Saturday, February 10, 2007

Sarcasm will be the death of me yet

I am a sarcastic little bitch. I really am. And it will be the death of me. I get so sarcastic about the ED/SI. I get so sarcastic that I do not treat it as serious as it is. I laugh and scoff it off instead of treating everything as though it is important. Look, I do not know how to explain this, but I use sarcasm as a defense mechanism and escape from the pain of the ED/SI by being sarcastic. It is not a healthy way of dealing and I really think it is going to harm me in the long run. If I cannot learn to face the reality of bulimia and cutting head on, I will not ever move to recoverED.

The other current stumbling block is that for some reason I feel as though I can stop anytime I want and I am in complete control of the ED/SI. I know that is a fucking lie! I cannot just stop anytime I want. I am not in complete control of these behaviors. I may ultimately be in control, but I am not entirely in control. And I hate it.

I am just so frustrated with myself for not being "perfect" in recovery.
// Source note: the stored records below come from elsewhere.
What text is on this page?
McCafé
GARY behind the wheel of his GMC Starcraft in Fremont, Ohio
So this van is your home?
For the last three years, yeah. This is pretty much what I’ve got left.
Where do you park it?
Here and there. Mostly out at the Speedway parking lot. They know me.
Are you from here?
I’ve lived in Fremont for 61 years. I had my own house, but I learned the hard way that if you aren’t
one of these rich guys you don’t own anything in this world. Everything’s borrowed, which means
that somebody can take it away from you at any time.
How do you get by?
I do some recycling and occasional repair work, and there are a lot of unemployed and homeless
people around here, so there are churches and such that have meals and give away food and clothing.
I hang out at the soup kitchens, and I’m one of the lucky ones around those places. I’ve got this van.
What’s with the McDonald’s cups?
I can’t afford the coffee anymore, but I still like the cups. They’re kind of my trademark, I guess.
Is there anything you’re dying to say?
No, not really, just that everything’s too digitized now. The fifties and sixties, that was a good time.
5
There is not perfect in recovery and I know that. . . but I let myself walk right into dangerous situations because I think I am somehow more able than normal ED/SI individuals to put myself in bad situations and overcome. I KNOW I NEED the fucking MP and I KNOW I cannot let myself go off of it, but I do, on a regular basis. Because I am in control of the ED (can you hear the sarcasm?).

How do I learn how to submit to the help I am being offered? I simply rebel against it.
How do I learn how to actually fight the urges? I simply "hope" and give a little try to prevent them.
How do I learn how to love myself and my body? I simply have incredible amounts of distaste for them.

God, I am in one hell of a place right now. I am going to journal before bed and if I need 8 pages, damn, I will fill them. I do want to try again tomorrow, despite the hellish way I feel now.